Two buckets, one blue and one pale orange, are piled with used T-shirts in Ziploc bags for me to sniff. The orange bucket is full of women’s shirts. I open the first Ziploc, and, holding my nose an inch away from a blue striped tank top, inhale deeply. It smells mostly of laundry soap. The second, a white crew-neck, is better, faintly musky and appealing. I scribble down the number “27.”

“Pheromone parties” — singles mixers at which participants anonymously sniff each other’s sweaty T-shirts to find matches with the right chemistry — have been around since about 2010. The idea is to narrow down dates based on biological compatibility, ensuring you’ll find a match who clicks chemically as well as psychologically or physically. Tim Sexton, the shy but affable Australian biologist who waves me towards the piles of soiled T-shirts, wants to take the concept of pheromone parties to the next level.
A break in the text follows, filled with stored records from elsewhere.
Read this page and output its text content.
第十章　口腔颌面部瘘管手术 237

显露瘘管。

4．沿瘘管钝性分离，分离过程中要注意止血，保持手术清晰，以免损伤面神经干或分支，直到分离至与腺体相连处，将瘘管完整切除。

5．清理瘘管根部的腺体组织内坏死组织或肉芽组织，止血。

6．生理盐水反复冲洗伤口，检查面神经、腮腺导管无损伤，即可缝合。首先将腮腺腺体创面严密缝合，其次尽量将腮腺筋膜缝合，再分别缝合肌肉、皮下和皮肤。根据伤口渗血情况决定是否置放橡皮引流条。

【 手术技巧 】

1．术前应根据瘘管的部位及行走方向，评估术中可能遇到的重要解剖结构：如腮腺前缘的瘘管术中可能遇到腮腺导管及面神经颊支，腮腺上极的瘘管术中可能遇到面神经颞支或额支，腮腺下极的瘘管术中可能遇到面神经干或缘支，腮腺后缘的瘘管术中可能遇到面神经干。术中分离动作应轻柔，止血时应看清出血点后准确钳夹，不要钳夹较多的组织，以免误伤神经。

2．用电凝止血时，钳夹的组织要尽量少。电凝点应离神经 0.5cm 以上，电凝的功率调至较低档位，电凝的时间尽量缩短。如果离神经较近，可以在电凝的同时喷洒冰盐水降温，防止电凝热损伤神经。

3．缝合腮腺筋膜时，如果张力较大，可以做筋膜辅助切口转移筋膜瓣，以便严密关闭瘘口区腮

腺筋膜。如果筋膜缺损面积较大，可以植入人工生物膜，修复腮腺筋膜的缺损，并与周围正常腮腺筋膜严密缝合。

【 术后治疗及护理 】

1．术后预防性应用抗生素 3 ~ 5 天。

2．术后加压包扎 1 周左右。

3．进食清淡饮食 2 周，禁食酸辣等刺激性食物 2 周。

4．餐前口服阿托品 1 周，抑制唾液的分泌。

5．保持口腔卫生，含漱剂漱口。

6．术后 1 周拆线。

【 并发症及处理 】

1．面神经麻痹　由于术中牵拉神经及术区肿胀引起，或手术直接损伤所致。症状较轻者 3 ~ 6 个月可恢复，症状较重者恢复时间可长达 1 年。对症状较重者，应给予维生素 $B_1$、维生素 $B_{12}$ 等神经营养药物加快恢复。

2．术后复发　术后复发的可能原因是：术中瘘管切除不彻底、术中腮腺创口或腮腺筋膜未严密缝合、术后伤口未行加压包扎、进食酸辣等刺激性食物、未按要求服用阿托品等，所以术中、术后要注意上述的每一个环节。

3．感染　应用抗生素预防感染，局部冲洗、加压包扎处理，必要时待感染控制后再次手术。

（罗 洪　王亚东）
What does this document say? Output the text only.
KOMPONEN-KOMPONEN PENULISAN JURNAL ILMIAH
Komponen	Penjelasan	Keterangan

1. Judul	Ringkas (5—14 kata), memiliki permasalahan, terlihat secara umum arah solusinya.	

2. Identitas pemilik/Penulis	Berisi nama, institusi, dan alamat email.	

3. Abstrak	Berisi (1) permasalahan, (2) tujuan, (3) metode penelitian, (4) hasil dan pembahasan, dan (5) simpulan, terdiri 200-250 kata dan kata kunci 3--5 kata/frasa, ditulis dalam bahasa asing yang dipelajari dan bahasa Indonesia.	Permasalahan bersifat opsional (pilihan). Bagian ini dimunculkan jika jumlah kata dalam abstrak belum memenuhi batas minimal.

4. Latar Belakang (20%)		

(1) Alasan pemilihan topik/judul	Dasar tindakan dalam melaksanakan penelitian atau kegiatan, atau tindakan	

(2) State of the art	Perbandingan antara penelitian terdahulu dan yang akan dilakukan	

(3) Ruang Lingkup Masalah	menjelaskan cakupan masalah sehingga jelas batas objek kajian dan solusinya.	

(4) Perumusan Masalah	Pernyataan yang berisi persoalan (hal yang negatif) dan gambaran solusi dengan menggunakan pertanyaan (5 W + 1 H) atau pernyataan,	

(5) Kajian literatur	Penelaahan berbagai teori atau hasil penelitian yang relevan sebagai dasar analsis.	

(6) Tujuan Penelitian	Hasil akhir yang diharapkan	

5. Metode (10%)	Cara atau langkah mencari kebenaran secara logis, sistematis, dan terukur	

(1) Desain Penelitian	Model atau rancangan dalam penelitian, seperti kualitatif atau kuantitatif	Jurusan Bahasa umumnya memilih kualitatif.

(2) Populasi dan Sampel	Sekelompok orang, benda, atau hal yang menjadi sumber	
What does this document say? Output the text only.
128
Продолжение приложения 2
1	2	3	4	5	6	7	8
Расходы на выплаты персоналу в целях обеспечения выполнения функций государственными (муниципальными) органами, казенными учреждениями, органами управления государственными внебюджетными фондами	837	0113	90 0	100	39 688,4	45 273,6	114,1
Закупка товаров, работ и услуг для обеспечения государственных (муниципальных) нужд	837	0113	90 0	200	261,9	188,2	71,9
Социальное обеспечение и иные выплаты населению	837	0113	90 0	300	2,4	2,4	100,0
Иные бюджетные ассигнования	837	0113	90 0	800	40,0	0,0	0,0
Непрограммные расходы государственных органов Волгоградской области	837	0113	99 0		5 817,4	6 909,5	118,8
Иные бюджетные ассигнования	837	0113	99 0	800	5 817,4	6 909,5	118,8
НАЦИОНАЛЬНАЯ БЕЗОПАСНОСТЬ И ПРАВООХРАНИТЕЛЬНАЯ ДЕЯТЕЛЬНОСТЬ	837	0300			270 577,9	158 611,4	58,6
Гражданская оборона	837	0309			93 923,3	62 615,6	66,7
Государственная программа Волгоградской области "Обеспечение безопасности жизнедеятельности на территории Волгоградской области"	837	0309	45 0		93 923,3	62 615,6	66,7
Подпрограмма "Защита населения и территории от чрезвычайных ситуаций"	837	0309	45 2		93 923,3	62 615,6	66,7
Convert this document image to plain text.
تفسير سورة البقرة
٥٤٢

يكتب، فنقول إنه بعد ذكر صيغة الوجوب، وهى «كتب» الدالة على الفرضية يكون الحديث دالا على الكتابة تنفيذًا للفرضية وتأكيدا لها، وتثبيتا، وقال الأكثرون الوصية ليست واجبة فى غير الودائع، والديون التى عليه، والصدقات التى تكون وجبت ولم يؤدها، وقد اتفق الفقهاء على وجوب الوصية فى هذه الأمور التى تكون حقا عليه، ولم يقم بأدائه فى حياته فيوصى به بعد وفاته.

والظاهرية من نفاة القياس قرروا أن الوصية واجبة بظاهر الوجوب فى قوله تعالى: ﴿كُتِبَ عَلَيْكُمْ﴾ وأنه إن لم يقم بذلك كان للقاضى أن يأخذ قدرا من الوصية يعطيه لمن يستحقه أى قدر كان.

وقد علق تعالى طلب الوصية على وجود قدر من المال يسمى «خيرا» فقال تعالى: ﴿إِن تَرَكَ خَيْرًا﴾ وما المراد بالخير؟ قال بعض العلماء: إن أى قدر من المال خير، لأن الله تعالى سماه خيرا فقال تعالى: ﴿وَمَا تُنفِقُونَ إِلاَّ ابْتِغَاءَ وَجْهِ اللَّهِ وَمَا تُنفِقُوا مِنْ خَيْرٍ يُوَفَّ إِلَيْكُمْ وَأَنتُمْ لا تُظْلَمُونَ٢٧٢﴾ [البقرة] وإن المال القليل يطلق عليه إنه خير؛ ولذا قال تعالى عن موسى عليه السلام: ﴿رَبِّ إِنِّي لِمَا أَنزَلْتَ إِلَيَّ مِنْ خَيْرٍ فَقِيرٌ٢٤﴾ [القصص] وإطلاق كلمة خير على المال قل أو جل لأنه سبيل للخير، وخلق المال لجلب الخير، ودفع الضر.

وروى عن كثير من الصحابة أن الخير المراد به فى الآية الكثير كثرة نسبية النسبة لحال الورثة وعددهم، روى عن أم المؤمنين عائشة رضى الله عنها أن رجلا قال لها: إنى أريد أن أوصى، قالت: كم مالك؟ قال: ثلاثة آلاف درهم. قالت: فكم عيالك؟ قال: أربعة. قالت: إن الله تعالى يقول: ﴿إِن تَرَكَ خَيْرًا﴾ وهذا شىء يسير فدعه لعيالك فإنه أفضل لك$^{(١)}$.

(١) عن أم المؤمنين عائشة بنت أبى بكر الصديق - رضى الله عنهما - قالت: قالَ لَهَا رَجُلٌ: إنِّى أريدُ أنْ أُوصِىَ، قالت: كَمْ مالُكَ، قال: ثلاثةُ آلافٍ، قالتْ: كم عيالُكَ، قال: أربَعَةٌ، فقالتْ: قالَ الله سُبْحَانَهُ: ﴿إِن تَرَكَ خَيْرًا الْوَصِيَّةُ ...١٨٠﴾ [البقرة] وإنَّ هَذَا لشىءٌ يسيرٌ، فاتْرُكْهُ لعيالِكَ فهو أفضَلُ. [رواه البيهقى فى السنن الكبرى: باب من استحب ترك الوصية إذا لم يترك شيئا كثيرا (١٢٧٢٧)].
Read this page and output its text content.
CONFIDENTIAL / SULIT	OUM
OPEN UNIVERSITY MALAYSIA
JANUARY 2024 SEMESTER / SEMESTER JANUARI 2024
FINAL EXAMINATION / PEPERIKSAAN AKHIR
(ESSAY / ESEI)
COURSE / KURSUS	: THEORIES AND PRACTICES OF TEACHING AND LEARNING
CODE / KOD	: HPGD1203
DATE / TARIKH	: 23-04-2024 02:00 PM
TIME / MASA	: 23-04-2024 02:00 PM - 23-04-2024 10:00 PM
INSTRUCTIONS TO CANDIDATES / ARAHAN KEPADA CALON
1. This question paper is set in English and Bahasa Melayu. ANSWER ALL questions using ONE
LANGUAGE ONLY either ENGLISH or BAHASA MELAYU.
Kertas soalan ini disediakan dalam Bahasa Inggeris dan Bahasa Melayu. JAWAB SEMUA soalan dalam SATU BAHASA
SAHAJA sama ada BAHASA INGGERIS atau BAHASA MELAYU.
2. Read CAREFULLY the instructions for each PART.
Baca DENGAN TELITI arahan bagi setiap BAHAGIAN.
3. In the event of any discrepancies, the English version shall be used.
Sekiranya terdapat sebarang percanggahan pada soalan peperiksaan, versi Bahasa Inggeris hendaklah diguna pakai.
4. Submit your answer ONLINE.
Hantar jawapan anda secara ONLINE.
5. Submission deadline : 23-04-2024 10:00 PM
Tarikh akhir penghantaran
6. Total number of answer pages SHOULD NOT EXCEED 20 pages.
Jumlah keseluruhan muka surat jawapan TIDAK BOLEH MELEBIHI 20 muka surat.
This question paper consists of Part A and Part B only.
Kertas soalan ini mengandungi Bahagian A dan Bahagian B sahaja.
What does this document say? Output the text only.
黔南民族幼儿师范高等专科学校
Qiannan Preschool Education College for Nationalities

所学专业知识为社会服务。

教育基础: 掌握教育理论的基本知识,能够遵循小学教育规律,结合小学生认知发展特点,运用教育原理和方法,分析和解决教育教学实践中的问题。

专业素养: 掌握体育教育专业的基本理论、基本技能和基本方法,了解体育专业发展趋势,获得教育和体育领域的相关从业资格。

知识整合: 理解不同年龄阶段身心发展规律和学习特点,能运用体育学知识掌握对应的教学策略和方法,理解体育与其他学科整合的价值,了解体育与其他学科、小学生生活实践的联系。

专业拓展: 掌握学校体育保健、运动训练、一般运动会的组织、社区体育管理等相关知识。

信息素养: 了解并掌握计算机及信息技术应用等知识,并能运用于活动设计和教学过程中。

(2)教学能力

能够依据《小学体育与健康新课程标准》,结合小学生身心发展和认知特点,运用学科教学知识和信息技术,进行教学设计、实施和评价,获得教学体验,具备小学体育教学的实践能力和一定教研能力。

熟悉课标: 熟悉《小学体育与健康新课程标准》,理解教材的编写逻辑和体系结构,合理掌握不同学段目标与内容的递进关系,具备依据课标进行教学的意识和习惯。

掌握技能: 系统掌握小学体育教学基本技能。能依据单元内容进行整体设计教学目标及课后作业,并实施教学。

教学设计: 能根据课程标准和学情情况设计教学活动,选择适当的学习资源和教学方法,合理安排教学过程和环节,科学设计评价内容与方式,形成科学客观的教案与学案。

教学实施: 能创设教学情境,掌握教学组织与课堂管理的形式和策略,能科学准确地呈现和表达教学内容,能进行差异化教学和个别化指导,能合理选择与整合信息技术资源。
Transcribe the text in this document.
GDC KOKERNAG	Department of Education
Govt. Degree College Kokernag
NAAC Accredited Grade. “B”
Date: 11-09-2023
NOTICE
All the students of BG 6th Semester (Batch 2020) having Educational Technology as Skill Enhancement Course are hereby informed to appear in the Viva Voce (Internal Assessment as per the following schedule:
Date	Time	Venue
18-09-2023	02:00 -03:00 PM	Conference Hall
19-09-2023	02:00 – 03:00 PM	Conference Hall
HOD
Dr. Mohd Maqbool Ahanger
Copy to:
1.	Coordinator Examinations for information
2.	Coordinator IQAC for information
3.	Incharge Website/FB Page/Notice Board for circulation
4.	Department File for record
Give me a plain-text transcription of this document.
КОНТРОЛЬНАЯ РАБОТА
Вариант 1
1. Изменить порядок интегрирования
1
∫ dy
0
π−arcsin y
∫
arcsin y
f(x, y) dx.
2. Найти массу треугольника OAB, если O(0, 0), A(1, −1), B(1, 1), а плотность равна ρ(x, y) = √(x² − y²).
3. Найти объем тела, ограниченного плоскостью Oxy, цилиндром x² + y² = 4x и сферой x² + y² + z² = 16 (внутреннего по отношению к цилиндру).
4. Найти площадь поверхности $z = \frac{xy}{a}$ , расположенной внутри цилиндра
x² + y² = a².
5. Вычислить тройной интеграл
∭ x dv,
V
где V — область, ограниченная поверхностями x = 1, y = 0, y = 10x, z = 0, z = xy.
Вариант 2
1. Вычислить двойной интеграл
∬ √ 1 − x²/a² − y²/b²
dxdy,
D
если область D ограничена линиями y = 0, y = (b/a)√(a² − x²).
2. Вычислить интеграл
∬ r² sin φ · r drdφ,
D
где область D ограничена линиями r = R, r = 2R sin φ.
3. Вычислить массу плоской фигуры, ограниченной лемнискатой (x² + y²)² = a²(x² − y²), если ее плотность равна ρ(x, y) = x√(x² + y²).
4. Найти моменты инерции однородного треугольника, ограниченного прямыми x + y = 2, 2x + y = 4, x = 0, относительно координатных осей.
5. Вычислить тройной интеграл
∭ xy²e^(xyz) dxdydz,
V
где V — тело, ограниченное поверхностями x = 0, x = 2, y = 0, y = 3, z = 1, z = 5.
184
With the power of modern gene sequencing, he says, he can use love-seekers’ DNA to predict who will connect biologically and who won’t.

This is the idea behind DNA Romance, a startup Sexton is launching this week in Vancouver with his wife, Sauder School of Business associate fellow Judith Bosire, and University of British Columbia engineering researcher Abhijit Pandhari. They imagine the service a little like a genetic OKCupid; instead of answering hundreds of questions, users simply supply DNA data, and are matched accordingly. For now, applicants will have to get their genes sequenced by other companies like 23andMe, but eventually the DNA Romance founders hope to take cheek swabs themselves.

The pheromone party they are hosting on the UBC campus is too small for their ambitions. Sniffing through a few dozen T-shirts, I only find two women’s and two men’s I like. With an online database, Sexton and his team want to connect me with thousands.

Sexton came across the surprising science of smell attraction from an unusual source: trees. A researcher on the genetics of the blackbutt eucalyptus tree, Sexton knew that trees practice a genetic tactic called “balancing selection” in which a population carries diverse genes in its members’ immune systems. If a new bug or disease attacks, at least some trees will have the immune genes to survive, and the forest won’t be entirely wiped out.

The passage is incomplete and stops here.